Fine-Tuned 14B Open-Source Model Outperforms GPT-4o at NYT Connections Puzzle
Key Takeaways
- ▸A fine-tuned 14B parameter open-source model (Qwen 2.5) achieved 30% accuracy on NYT Connections puzzles, beating GPT-4o's 22.7% through knowledge distillation from Claude Sonnet
- ▸The breakthrough came from training on reasoning traces rather than just puzzle solutions, capturing the step-by-step thought process of a more capable model
- ▸NYT Connections proves particularly challenging for AI due to requirements for cultural knowledge, wordplay understanding, and resistance to intentional misdirection
Summary
An independent AI researcher has successfully fine-tuned Qwen 2.5 14B, a 14-billion parameter open-source model, to achieve a 30% solve rate on New York Times Connections puzzles, surpassing GPT-4o's 22.7% performance. The breakthrough came through knowledge distillation from Claude Sonnet 4.5, using chain-of-thought reasoning and iterative refinement approaches. Starting from a baseline of just 9.3%, the researcher experimented with multiple approaches including one-shot prompting, direct fine-tuning, and synthetic data generation before settling on a distillation strategy that captured reasoning patterns from the more capable Claude model.
The NYT Connections puzzle presents unique challenges for AI systems, requiring not just pattern recognition but cultural knowledge, wordplay understanding, and the ability to resist obvious-but-wrong groupings. Unlike games like Wordle that can be solved algorithmically, Connections demands reasoning about thematic relationships, linguistic patterns, and intentional misdirection. The researcher used 913 historical puzzles from a Kaggle dataset, training on 763 older puzzles and testing on the most recent 150 to prevent memorization.
The successful approach involved using Claude Sonnet 4.5 to generate detailed reasoning traces for each puzzle, then fine-tuning the smaller Qwen model to replicate this reasoning process. The entire training process cost approximately $10 and took just 20 minutes per model iteration using RunPod A100 GPUs with Unsloth's optimized QLoRA framework. The achievement demonstrates that strategic fine-tuning with high-quality reasoning data can enable smaller, open-source models to exceed the performance of much larger commercial systems on specialized tasks, all at zero inference cost once deployed.
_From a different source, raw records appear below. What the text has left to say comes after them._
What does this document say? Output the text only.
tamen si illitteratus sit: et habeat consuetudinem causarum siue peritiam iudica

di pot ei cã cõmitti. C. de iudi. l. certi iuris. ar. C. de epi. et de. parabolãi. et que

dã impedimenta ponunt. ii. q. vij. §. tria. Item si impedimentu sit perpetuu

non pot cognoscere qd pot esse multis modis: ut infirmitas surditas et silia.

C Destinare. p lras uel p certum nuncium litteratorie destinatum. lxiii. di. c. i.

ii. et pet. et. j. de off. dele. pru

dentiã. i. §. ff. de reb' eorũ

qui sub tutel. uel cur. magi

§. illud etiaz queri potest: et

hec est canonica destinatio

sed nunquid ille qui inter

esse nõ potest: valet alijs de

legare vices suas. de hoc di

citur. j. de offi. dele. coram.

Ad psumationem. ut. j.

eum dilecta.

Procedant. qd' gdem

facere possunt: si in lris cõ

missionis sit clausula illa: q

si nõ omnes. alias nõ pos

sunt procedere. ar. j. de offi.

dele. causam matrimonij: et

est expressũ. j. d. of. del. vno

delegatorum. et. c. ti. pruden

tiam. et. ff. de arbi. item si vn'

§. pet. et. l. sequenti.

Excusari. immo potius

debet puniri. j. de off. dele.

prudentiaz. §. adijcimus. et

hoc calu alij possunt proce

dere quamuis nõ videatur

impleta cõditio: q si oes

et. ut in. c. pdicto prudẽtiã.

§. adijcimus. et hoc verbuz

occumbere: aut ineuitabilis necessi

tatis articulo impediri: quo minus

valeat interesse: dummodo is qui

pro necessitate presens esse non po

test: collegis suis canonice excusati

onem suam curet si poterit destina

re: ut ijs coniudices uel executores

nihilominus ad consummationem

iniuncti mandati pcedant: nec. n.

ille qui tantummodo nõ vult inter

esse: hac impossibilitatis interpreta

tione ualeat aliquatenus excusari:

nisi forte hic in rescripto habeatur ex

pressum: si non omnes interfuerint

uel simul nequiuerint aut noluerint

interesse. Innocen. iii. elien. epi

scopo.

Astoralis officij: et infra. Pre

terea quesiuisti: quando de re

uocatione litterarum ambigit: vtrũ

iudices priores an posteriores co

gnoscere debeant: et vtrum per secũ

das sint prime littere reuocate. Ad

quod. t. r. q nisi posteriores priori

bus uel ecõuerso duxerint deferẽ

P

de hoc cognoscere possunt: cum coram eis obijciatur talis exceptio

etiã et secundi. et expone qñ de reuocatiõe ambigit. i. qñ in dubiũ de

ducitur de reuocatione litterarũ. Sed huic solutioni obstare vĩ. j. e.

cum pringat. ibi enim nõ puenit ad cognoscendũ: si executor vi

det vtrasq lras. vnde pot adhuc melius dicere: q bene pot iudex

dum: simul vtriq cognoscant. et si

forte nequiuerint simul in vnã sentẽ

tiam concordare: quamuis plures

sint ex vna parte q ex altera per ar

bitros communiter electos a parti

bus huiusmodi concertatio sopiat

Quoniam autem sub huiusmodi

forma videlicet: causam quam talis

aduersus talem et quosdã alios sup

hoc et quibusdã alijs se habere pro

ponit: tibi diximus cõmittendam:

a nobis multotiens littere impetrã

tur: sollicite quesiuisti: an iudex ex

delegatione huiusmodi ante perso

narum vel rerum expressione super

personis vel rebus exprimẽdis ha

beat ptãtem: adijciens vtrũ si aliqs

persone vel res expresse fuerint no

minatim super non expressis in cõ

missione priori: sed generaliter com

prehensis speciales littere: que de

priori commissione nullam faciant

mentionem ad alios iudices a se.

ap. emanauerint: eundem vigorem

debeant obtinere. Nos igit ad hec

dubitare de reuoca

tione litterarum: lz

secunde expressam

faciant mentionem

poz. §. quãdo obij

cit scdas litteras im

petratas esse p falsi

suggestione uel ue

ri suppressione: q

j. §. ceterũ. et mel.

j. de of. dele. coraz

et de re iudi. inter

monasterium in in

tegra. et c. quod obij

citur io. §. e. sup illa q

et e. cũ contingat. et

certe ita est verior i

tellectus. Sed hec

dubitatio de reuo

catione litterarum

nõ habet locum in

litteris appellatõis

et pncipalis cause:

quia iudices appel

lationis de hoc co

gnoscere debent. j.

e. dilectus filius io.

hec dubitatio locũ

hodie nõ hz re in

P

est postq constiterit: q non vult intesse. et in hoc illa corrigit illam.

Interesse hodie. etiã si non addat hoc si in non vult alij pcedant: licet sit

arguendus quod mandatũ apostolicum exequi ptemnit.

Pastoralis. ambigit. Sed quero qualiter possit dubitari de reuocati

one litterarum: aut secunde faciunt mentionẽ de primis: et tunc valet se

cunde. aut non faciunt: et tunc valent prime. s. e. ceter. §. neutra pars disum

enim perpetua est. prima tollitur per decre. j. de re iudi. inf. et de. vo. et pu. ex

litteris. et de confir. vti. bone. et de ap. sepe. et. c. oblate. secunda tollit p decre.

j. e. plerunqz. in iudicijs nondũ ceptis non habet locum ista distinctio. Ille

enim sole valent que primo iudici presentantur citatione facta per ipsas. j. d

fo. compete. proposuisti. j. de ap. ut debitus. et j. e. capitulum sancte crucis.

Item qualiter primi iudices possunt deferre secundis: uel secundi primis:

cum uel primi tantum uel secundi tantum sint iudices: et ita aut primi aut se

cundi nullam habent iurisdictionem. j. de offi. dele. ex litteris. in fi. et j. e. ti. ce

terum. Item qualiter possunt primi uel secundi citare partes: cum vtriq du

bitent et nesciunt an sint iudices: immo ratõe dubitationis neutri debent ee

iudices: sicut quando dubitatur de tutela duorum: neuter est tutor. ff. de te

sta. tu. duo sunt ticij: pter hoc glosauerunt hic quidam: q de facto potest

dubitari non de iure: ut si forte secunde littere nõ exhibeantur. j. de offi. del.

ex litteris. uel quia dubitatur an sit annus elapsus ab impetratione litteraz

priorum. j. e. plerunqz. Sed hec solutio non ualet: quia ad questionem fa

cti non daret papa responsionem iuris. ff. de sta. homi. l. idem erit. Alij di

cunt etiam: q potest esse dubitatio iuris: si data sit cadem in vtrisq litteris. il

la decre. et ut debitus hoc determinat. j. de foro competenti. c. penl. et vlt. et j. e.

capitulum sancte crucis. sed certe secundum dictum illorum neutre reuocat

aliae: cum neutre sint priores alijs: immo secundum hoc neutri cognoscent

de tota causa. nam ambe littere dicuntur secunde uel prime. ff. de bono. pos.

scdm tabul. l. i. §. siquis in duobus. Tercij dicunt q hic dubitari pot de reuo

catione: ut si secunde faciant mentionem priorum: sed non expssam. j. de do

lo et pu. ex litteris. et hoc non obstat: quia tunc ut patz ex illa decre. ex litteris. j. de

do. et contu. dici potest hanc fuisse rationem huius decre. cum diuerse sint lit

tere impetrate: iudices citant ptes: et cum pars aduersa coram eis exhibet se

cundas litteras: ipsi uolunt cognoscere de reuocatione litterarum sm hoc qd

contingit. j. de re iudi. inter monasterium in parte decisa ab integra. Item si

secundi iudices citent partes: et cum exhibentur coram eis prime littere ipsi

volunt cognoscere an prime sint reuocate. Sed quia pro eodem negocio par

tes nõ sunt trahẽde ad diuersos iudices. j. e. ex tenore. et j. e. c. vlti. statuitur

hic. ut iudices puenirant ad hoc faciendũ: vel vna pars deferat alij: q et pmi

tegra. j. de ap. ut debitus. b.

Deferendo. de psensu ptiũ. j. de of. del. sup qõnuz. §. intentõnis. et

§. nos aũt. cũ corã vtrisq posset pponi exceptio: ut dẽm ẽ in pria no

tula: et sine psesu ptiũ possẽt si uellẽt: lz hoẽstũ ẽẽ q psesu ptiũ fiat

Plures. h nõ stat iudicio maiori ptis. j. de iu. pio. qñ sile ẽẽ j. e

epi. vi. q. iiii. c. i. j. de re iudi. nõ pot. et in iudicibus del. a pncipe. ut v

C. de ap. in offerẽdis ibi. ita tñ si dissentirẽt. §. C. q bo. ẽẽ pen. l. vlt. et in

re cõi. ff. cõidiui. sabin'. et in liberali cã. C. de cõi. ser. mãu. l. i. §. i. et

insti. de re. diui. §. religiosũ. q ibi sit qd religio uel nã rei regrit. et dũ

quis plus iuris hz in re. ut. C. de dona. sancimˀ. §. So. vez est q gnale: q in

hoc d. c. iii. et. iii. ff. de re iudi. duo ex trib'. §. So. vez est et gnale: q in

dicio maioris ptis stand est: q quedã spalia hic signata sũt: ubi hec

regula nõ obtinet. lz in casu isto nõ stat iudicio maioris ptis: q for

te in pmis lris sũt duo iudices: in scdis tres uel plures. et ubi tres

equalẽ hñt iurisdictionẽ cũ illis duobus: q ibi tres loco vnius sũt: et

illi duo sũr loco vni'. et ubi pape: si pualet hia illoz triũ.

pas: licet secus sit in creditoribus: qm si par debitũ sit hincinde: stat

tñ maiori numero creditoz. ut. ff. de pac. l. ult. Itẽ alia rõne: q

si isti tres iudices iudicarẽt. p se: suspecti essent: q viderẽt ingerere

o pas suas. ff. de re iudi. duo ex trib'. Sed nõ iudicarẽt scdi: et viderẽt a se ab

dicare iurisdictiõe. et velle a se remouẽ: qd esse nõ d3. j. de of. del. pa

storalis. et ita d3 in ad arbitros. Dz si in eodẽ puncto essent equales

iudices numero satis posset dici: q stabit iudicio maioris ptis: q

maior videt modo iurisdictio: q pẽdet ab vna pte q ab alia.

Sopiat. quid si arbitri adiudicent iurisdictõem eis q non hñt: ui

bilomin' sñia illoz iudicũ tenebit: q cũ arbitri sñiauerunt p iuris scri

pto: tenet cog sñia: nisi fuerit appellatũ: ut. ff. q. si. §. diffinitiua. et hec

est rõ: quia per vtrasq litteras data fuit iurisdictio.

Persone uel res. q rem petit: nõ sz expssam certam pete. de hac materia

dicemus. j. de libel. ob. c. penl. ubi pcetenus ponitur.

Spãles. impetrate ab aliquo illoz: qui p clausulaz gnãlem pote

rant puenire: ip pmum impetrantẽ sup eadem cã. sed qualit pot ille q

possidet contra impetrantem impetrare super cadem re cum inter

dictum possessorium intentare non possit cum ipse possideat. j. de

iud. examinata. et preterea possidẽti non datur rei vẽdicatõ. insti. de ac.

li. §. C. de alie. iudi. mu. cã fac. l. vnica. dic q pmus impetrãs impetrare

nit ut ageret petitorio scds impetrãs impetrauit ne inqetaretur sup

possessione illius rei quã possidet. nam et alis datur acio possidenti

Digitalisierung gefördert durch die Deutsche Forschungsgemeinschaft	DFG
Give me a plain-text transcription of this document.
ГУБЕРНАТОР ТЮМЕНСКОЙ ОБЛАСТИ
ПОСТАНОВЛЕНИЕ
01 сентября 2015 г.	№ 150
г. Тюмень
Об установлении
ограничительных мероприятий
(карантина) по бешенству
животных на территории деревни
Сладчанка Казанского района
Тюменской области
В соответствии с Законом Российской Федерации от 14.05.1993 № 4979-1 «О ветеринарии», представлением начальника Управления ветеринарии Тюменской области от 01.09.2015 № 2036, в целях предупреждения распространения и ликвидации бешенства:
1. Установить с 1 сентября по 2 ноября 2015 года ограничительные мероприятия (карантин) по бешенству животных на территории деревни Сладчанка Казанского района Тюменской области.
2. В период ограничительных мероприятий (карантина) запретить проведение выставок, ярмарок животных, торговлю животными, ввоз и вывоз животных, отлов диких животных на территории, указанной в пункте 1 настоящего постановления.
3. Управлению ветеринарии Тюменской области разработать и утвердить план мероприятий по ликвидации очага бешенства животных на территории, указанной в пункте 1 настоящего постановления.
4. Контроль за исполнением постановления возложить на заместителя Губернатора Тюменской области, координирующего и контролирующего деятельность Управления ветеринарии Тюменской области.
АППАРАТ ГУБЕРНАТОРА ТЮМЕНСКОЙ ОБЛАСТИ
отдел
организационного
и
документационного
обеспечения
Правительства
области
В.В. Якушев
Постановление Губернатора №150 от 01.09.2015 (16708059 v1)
- The entire fine-tuning process cost approximately $10 and took 20 minutes, demonstrating the efficiency of modern fine-tuning techniques for specialized tasks
- Results show that smaller, specialized models can outperform larger general-purpose models on specific benchmarks when trained with high-quality reasoning data
Editorial Opinion
This work exemplifies an important trend in AI development: specialized, fine-tuned smaller models beating larger general-purpose systems at specific tasks. The 30% vs 22.7% result is particularly striking given Qwen 2.5 14B's significantly smaller size compared to GPT-4o. However, it's worth noting that a 30% solve rate still means the model fails 70% of the time, highlighting just how difficult these reasoning-heavy language puzzles remain for current AI systems. The success of distillation approaches suggests that the reasoning capabilities of frontier models can be efficiently compressed into smaller, more deployable systems—a promising direction for making advanced AI more accessible and cost-effective.